A professora do Programa de Pós-Graduação em Direito e Políticas Públicas da Universidade Federal de Goiás (UFG), professora Bartira Macedo de Miranda, alerta que é impossível medir a segurança nas escolas, mas sim a sensação de segurança. E, para ela, os ataques recentes acabaram por trazer uma sensação de insegurança nesses espaços.

A especialista, que também é conselheira seccional da Ordem dos Advogados do Brasil Seção Goiás (OAB-GO) e associada plena do Fórum Brasileiro de Segurança Pública, reconhece que, no calor do momento, todo mundo está a procura de soluções eficientes para o problema da insegurança nas unidades de ensino. “Alguma resposta deve ser dada para a população para tranquilizar a comunidade”, reconheceu.

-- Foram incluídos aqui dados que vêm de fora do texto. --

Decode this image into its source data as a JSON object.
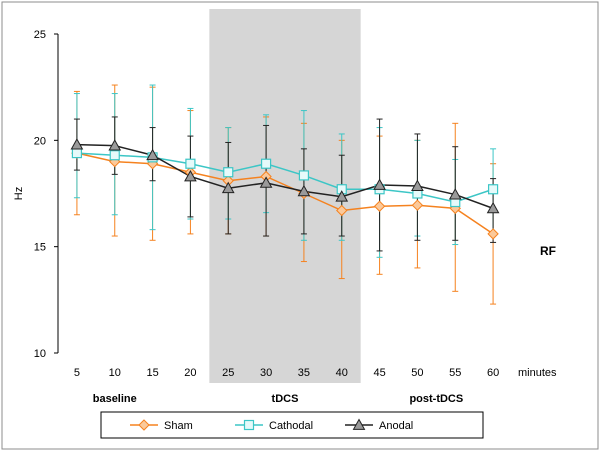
{
  "chart_data": {
    "type": "line",
    "x": [
      5,
      10,
      15,
      20,
      25,
      30,
      35,
      40,
      45,
      50,
      55,
      60
    ],
    "xlabel": "minutes",
    "ylabel": "Hz",
    "ylim": [
      10,
      25
    ],
    "yticks": [
      10,
      15,
      20,
      25
    ],
    "grid": false,
    "legend_position": "bottom",
    "annotations": {
      "phases": [
        "baseline",
        "tDCS",
        "post-tDCS"
      ],
      "region_label": "RF",
      "shaded_x_range": [
        25,
        40
      ]
    },
    "series": [
      {
        "name": "Sham",
        "color": "#F5821F",
        "marker": "diamond",
        "values": [
          19.4,
          19.0,
          18.9,
          18.5,
          18.1,
          18.3,
          17.5,
          16.7,
          16.9,
          16.95,
          16.8,
          15.6
        ],
        "error_upper": [
          22.3,
          22.6,
          22.5,
          21.4,
          20.6,
          21.1,
          20.8,
          20.0,
          20.2,
          20.0,
          20.8,
          18.9
        ],
        "error_lower": [
          16.5,
          15.5,
          15.3,
          15.6,
          15.6,
          15.5,
          14.3,
          13.5,
          13.7,
          14.0,
          12.9,
          12.3
        ]
      },
      {
        "name": "Cathodal",
        "color": "#3CC6C6",
        "marker": "square",
        "values": [
          19.4,
          19.3,
          19.2,
          18.9,
          18.5,
          18.9,
          18.35,
          17.7,
          17.7,
          17.5,
          17.1,
          17.7
        ],
        "error_upper": [
          22.2,
          22.2,
          22.6,
          21.5,
          20.6,
          21.2,
          21.4,
          20.3,
          20.6,
          20.0,
          19.1,
          19.6
        ],
        "error_lower": [
          17.3,
          16.5,
          15.8,
          16.3,
          16.3,
          16.6,
          15.3,
          15.3,
          14.5,
          15.5,
          15.1,
          15.7
        ]
      },
      {
        "name": "Anodal",
        "color": "#222222",
        "marker": "triangle",
        "values": [
          19.8,
          19.75,
          19.3,
          18.3,
          17.75,
          18.0,
          17.6,
          17.35,
          17.9,
          17.85,
          17.45,
          16.8
        ],
        "error_upper": [
          21.0,
          21.1,
          20.6,
          20.2,
          19.9,
          20.7,
          19.6,
          19.3,
          21.0,
          20.3,
          19.7,
          18.2
        ],
        "error_lower": [
          18.6,
          18.4,
          18.1,
          16.4,
          15.6,
          15.5,
          15.6,
          15.5,
          14.8,
          15.3,
          15.3,
          15.2
        ]
      }
    ]
  }
}
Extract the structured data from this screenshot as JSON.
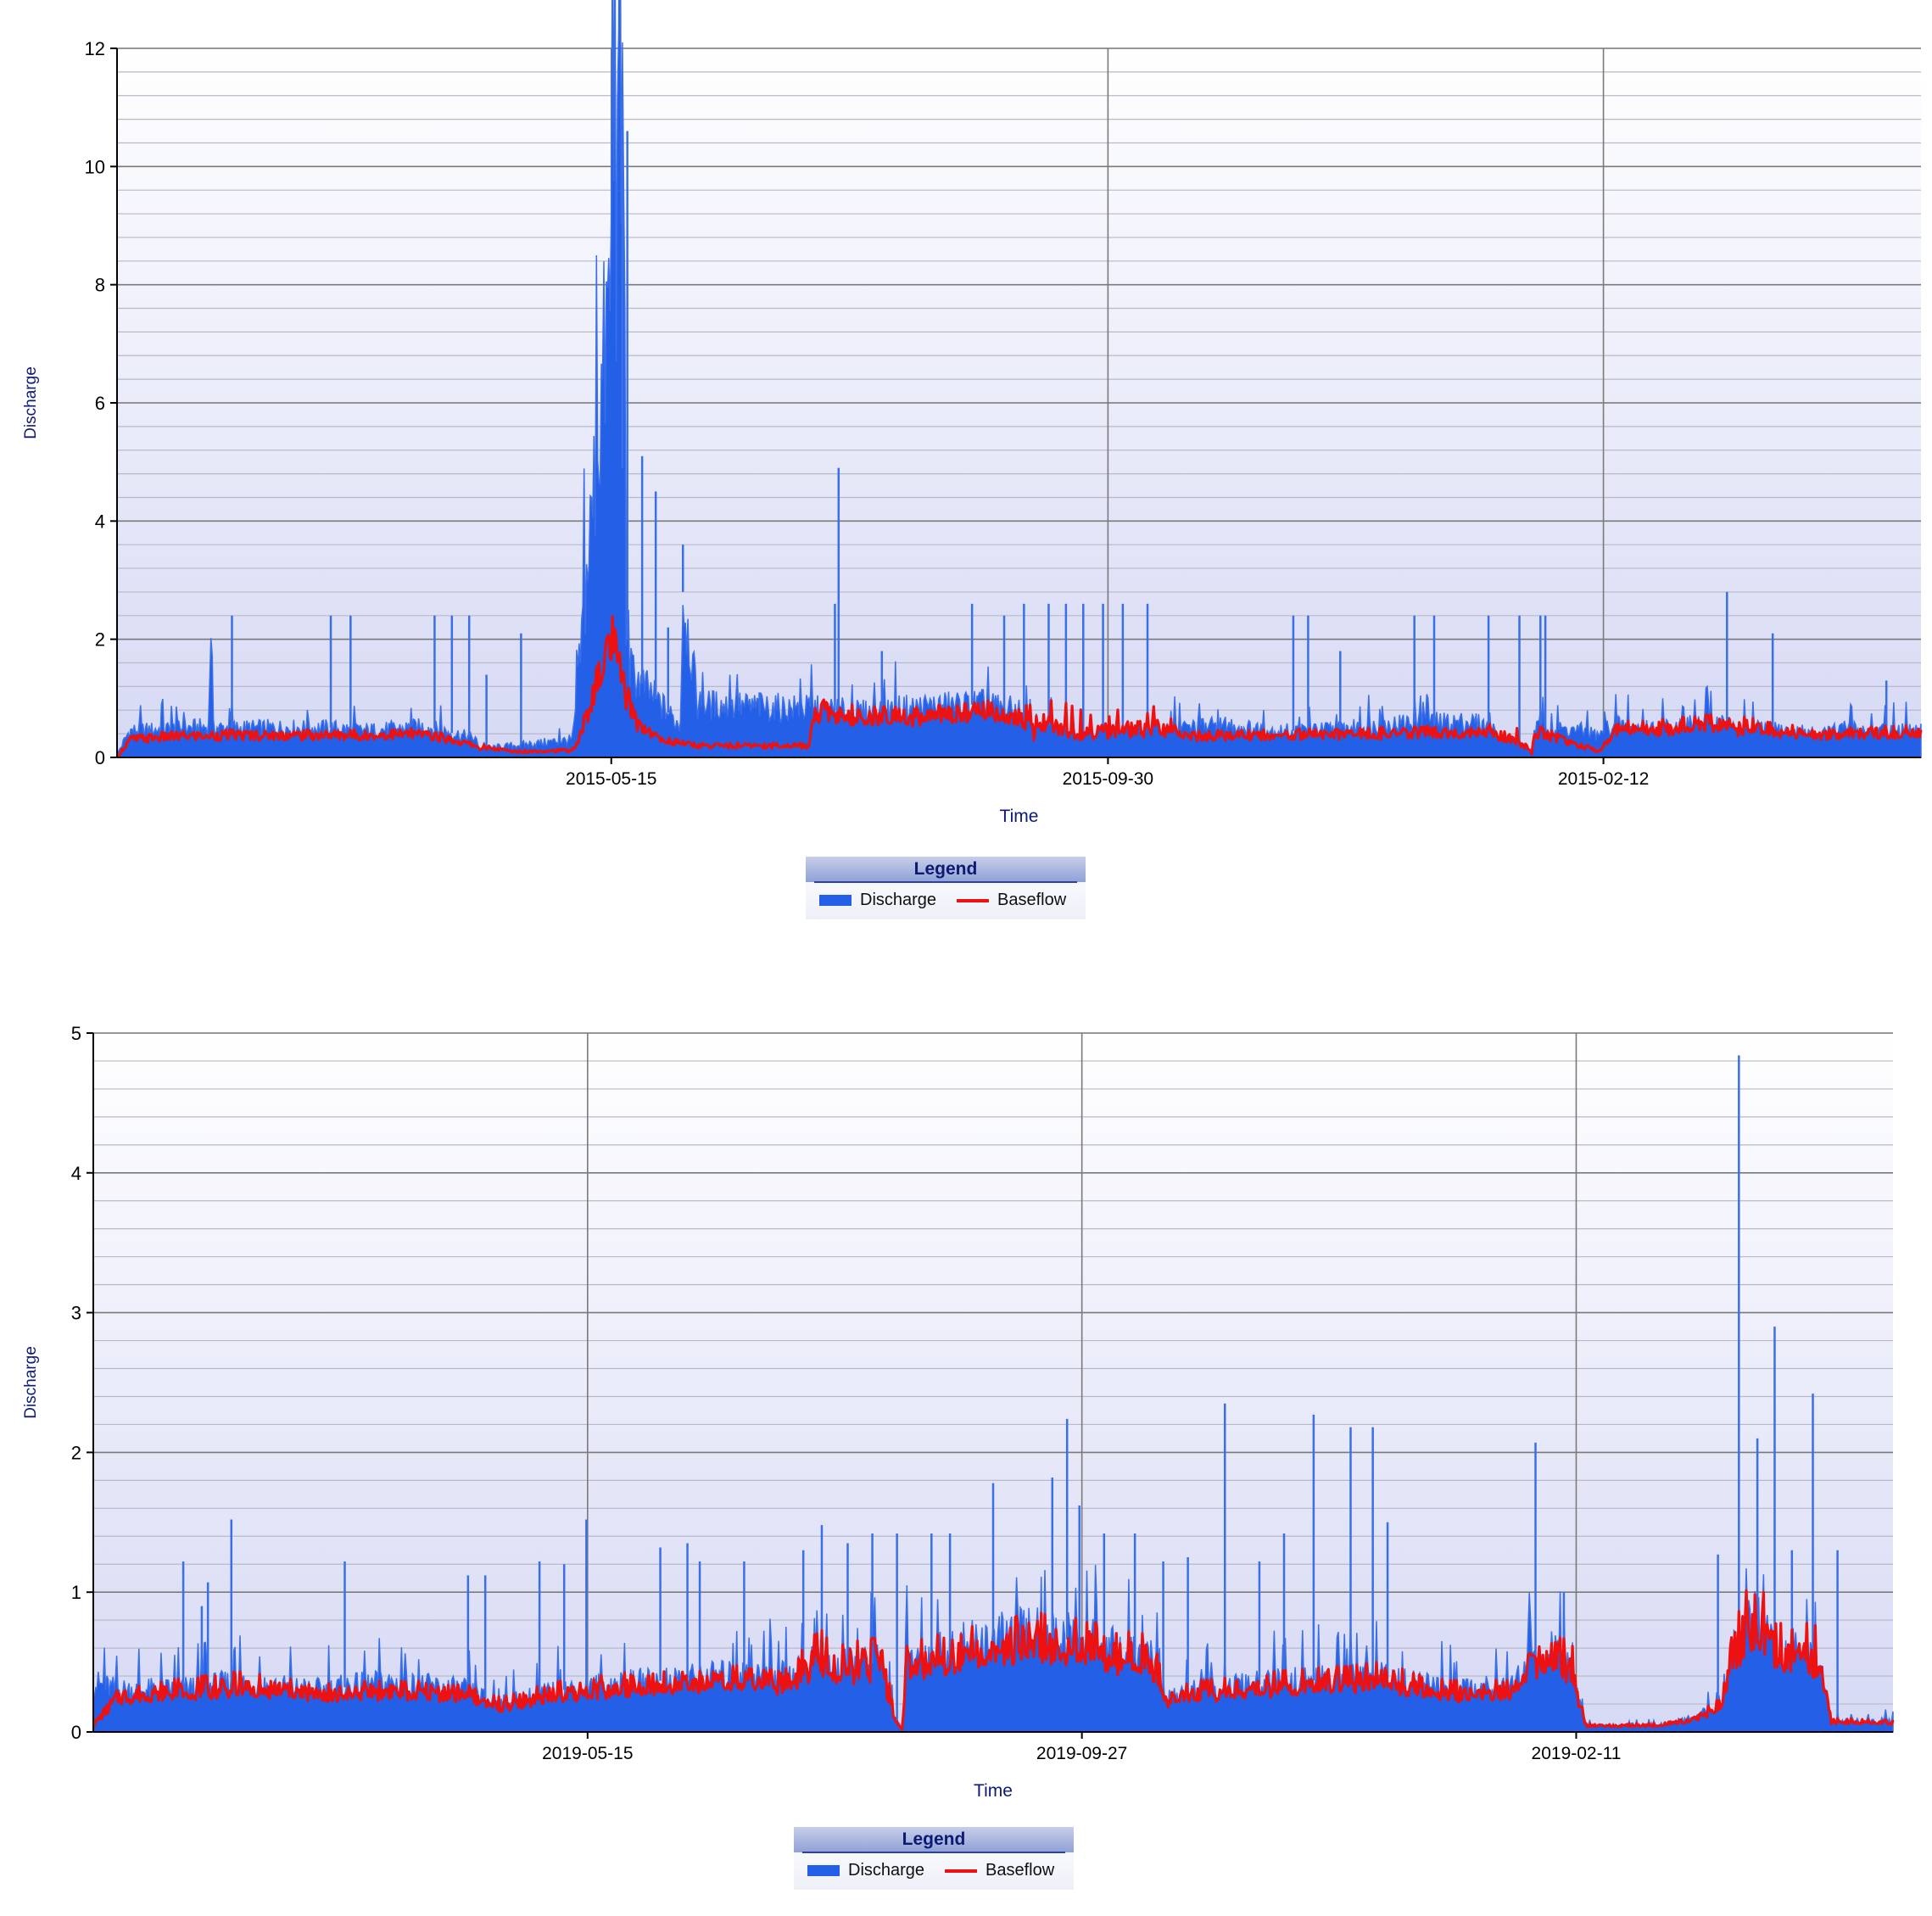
{
  "charts": [
    {
      "id": "chart-1",
      "ylabel": "Discharge",
      "xlabel": "Time",
      "legend": {
        "title": "Legend",
        "items": [
          "Discharge",
          "Baseflow"
        ]
      }
    },
    {
      "id": "chart-2",
      "ylabel": "Discharge",
      "xlabel": "Time",
      "legend": {
        "title": "Legend",
        "items": [
          "Discharge",
          "Baseflow"
        ]
      }
    }
  ],
  "colors": {
    "discharge": "#245fe8",
    "discharge_line": "#3a6fe8",
    "baseflow": "#ee1111",
    "grid_major": "#7a7a7a",
    "grid_minor": "#b8b8c8"
  },
  "chart_data": [
    {
      "type": "area",
      "title": "",
      "xlabel": "Time",
      "ylabel": "Discharge",
      "ylim": [
        0,
        12
      ],
      "yticks": [
        0,
        2,
        4,
        6,
        8,
        10,
        12
      ],
      "xticks": [
        "2015-05-15",
        "2015-09-30",
        "2015-02-12"
      ],
      "grid": true,
      "legend_position": "bottom",
      "x_index_range": [
        0,
        1460
      ],
      "xtick_index": [
        400,
        802,
        1203
      ],
      "series": [
        {
          "name": "Discharge",
          "style": "filled-area",
          "x": [
            0,
            10,
            40,
            74,
            76,
            78,
            90,
            170,
            172,
            174,
            200,
            250,
            290,
            292,
            294,
            320,
            368,
            370,
            372,
            410,
            412,
            414,
            455,
            456,
            458,
            470,
            580,
            600,
            650,
            700,
            730,
            740,
            742,
            744,
            760,
            780,
            800,
            830,
            860,
            900,
            912,
            940,
            960,
            1000,
            1050,
            1100,
            1143,
            1145,
            1147,
            1190,
            1200,
            1205,
            1215,
            1240,
            1300,
            1310,
            1320,
            1360,
            1380,
            1400,
            1420,
            1460
          ],
          "values": [
            0.05,
            0.45,
            0.48,
            0.52,
            2.4,
            0.5,
            0.5,
            0.5,
            0.5,
            0.5,
            0.45,
            0.52,
            0.32,
            0.2,
            0.15,
            0.2,
            0.3,
            0.5,
            1.0,
            10.6,
            2.5,
            1.5,
            0.55,
            0.65,
            2.8,
            0.9,
            0.8,
            0.75,
            0.85,
            0.9,
            0.78,
            0.5,
            0.4,
            0.6,
            0.5,
            0.42,
            0.45,
            0.48,
            0.5,
            0.55,
            0.5,
            0.45,
            0.45,
            0.5,
            0.6,
            0.6,
            0.15,
            0.05,
            0.5,
            0.45,
            0.35,
            0.5,
            0.55,
            0.5,
            0.6,
            0.5,
            0.5,
            0.45,
            0.4,
            0.5,
            0.45,
            0.45
          ]
        },
        {
          "name": "Baseflow",
          "style": "line",
          "x": [
            0,
            10,
            40,
            90,
            170,
            250,
            290,
            320,
            368,
            372,
            400,
            410,
            420,
            440,
            470,
            560,
            574,
            578,
            600,
            650,
            700,
            730,
            760,
            800,
            840,
            860,
            900,
            1000,
            1050,
            1100,
            1143,
            1147,
            1200,
            1215,
            1240,
            1300,
            1360,
            1400,
            1460
          ],
          "values": [
            0.0,
            0.3,
            0.35,
            0.38,
            0.38,
            0.4,
            0.2,
            0.1,
            0.12,
            0.2,
            2.0,
            1.2,
            0.6,
            0.3,
            0.2,
            0.2,
            1.7,
            0.8,
            0.7,
            0.7,
            0.8,
            0.7,
            0.8,
            0.85,
            0.85,
            0.35,
            0.38,
            0.4,
            0.42,
            0.45,
            0.5,
            0.45,
            0.1,
            0.5,
            0.5,
            0.6,
            0.45,
            0.4,
            0.45
          ]
        }
      ],
      "spikes": [
        {
          "x": 76,
          "y": 2.4
        },
        {
          "x": 93,
          "y": 2.4
        },
        {
          "x": 173,
          "y": 2.4
        },
        {
          "x": 189,
          "y": 2.4
        },
        {
          "x": 257,
          "y": 2.4
        },
        {
          "x": 271,
          "y": 2.4
        },
        {
          "x": 285,
          "y": 2.4
        },
        {
          "x": 299,
          "y": 1.4
        },
        {
          "x": 327,
          "y": 2.1
        },
        {
          "x": 406,
          "y": 9.6
        },
        {
          "x": 409,
          "y": 4.9
        },
        {
          "x": 413,
          "y": 10.6
        },
        {
          "x": 425,
          "y": 5.1
        },
        {
          "x": 436,
          "y": 4.5
        },
        {
          "x": 446,
          "y": 2.2
        },
        {
          "x": 458,
          "y": 3.6
        },
        {
          "x": 520,
          "y": 1.1
        },
        {
          "x": 581,
          "y": 2.6
        },
        {
          "x": 584,
          "y": 4.9
        },
        {
          "x": 619,
          "y": 1.8
        },
        {
          "x": 692,
          "y": 2.6
        },
        {
          "x": 718,
          "y": 2.4
        },
        {
          "x": 734,
          "y": 2.6
        },
        {
          "x": 754,
          "y": 2.6
        },
        {
          "x": 768,
          "y": 2.6
        },
        {
          "x": 782,
          "y": 2.6
        },
        {
          "x": 798,
          "y": 2.6
        },
        {
          "x": 814,
          "y": 2.6
        },
        {
          "x": 834,
          "y": 2.6
        },
        {
          "x": 952,
          "y": 2.4
        },
        {
          "x": 964,
          "y": 2.4
        },
        {
          "x": 990,
          "y": 1.8
        },
        {
          "x": 1050,
          "y": 2.4
        },
        {
          "x": 1066,
          "y": 2.4
        },
        {
          "x": 1110,
          "y": 2.4
        },
        {
          "x": 1135,
          "y": 2.4
        },
        {
          "x": 1152,
          "y": 2.4
        },
        {
          "x": 1156,
          "y": 2.4
        },
        {
          "x": 1303,
          "y": 2.8
        },
        {
          "x": 1340,
          "y": 2.1
        },
        {
          "x": 1432,
          "y": 1.3
        }
      ]
    },
    {
      "type": "area",
      "title": "",
      "xlabel": "Time",
      "ylabel": "Discharge",
      "ylim": [
        0,
        5
      ],
      "yticks": [
        0,
        1,
        2,
        3,
        4,
        5
      ],
      "xticks": [
        "2019-05-15",
        "2019-09-27",
        "2019-02-11"
      ],
      "grid": true,
      "legend_position": "bottom",
      "x_index_range": [
        0,
        1460
      ],
      "xtick_index": [
        401,
        802,
        1203
      ],
      "series": [
        {
          "name": "Discharge",
          "style": "filled-area",
          "x": [
            0,
            20,
            60,
            120,
            180,
            240,
            300,
            330,
            380,
            440,
            500,
            560,
            590,
            600,
            640,
            650,
            656,
            660,
            700,
            760,
            800,
            860,
            870,
            900,
            960,
            1040,
            1100,
            1150,
            1180,
            1200,
            1210,
            1220,
            1270,
            1300,
            1320,
            1330,
            1345,
            1370,
            1400,
            1410,
            1460
          ],
          "values": [
            0.35,
            0.3,
            0.3,
            0.35,
            0.3,
            0.35,
            0.3,
            0.2,
            0.3,
            0.35,
            0.4,
            0.4,
            0.5,
            0.45,
            0.5,
            0.1,
            0.02,
            0.5,
            0.6,
            0.7,
            0.65,
            0.5,
            0.25,
            0.3,
            0.35,
            0.4,
            0.3,
            0.35,
            0.6,
            0.4,
            0.05,
            0.05,
            0.05,
            0.1,
            0.2,
            0.6,
            0.8,
            0.6,
            0.5,
            0.08,
            0.08
          ]
        },
        {
          "name": "Baseflow",
          "style": "line",
          "x": [
            0,
            20,
            60,
            120,
            180,
            240,
            300,
            330,
            380,
            440,
            500,
            560,
            590,
            600,
            640,
            650,
            656,
            660,
            700,
            760,
            800,
            860,
            870,
            900,
            960,
            1040,
            1100,
            1150,
            1180,
            1200,
            1210,
            1220,
            1270,
            1300,
            1320,
            1330,
            1345,
            1370,
            1400,
            1410,
            1460
          ],
          "values": [
            0.05,
            0.25,
            0.3,
            0.35,
            0.28,
            0.3,
            0.28,
            0.2,
            0.3,
            0.35,
            0.4,
            0.35,
            0.6,
            0.5,
            0.55,
            0.1,
            0.02,
            0.5,
            0.6,
            0.7,
            0.65,
            0.55,
            0.25,
            0.3,
            0.35,
            0.4,
            0.3,
            0.3,
            0.6,
            0.5,
            0.05,
            0.05,
            0.05,
            0.1,
            0.2,
            0.6,
            0.9,
            0.7,
            0.6,
            0.08,
            0.07
          ]
        }
      ],
      "spikes": [
        {
          "x": 73,
          "y": 1.22
        },
        {
          "x": 88,
          "y": 0.9
        },
        {
          "x": 93,
          "y": 1.07
        },
        {
          "x": 112,
          "y": 1.52
        },
        {
          "x": 204,
          "y": 1.22
        },
        {
          "x": 304,
          "y": 1.12
        },
        {
          "x": 318,
          "y": 1.12
        },
        {
          "x": 362,
          "y": 1.22
        },
        {
          "x": 382,
          "y": 1.2
        },
        {
          "x": 400,
          "y": 1.52
        },
        {
          "x": 460,
          "y": 1.32
        },
        {
          "x": 482,
          "y": 1.35
        },
        {
          "x": 492,
          "y": 1.22
        },
        {
          "x": 528,
          "y": 1.22
        },
        {
          "x": 576,
          "y": 1.3
        },
        {
          "x": 591,
          "y": 1.48
        },
        {
          "x": 612,
          "y": 1.35
        },
        {
          "x": 632,
          "y": 1.42
        },
        {
          "x": 652,
          "y": 1.42
        },
        {
          "x": 680,
          "y": 1.42
        },
        {
          "x": 695,
          "y": 1.42
        },
        {
          "x": 730,
          "y": 1.78
        },
        {
          "x": 778,
          "y": 1.82
        },
        {
          "x": 790,
          "y": 2.24
        },
        {
          "x": 800,
          "y": 1.62
        },
        {
          "x": 820,
          "y": 1.42
        },
        {
          "x": 845,
          "y": 1.42
        },
        {
          "x": 868,
          "y": 1.22
        },
        {
          "x": 888,
          "y": 1.25
        },
        {
          "x": 918,
          "y": 2.35
        },
        {
          "x": 946,
          "y": 1.22
        },
        {
          "x": 966,
          "y": 1.42
        },
        {
          "x": 990,
          "y": 2.27
        },
        {
          "x": 1020,
          "y": 2.18
        },
        {
          "x": 1038,
          "y": 2.18
        },
        {
          "x": 1050,
          "y": 1.5
        },
        {
          "x": 1170,
          "y": 2.07
        },
        {
          "x": 1193,
          "y": 1.0
        },
        {
          "x": 1318,
          "y": 1.27
        },
        {
          "x": 1335,
          "y": 4.84
        },
        {
          "x": 1350,
          "y": 2.1
        },
        {
          "x": 1364,
          "y": 2.9
        },
        {
          "x": 1378,
          "y": 1.3
        },
        {
          "x": 1395,
          "y": 2.42
        },
        {
          "x": 1415,
          "y": 1.3
        }
      ]
    }
  ]
}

Quanto as detectores de metais, Bartira, avisa que não resolve totalmente a situação. “Eles ficam na entrada. Mas alguém pode pular o muro, a janela. E também pode mudar o lugar do ataque para o estacionamento da escola ou qualquer outro espaço, por exemplo”, alertou ao afirmar que não se pode tratar a questão apenas como um assunto de polícia. Além da repressão, é preciso atuar na prevenção. O que, para ela, nesse caso, outras áreas da sociedade são mais aptas e competentes para atuar.

Professora Bartira Macedo alerta que tema é complexo e deve ser tratado como tal | Foto: arquivo pessoal

Para a professora, o discurso de ódio, o aumento da intolerância, a expansão de pensamentos extremistas, a desconsideração da dignidade da pessoa humana, o desrespeito e a apoloia à ditadura, à tortura e à violência são a raiz dessa onda de violência nas escolas. “Todos esses são elementos que incentivam sistemas de ideias que vão desaguar em ações violentas”, explicou. Mas Bartira é otimista quanto ao futuro. “Logo essa situação de crise vai passar e vamos voltar à normalidade”, previu. Para ela, com a diminuição das ocorrências, a situação tende a normalizar.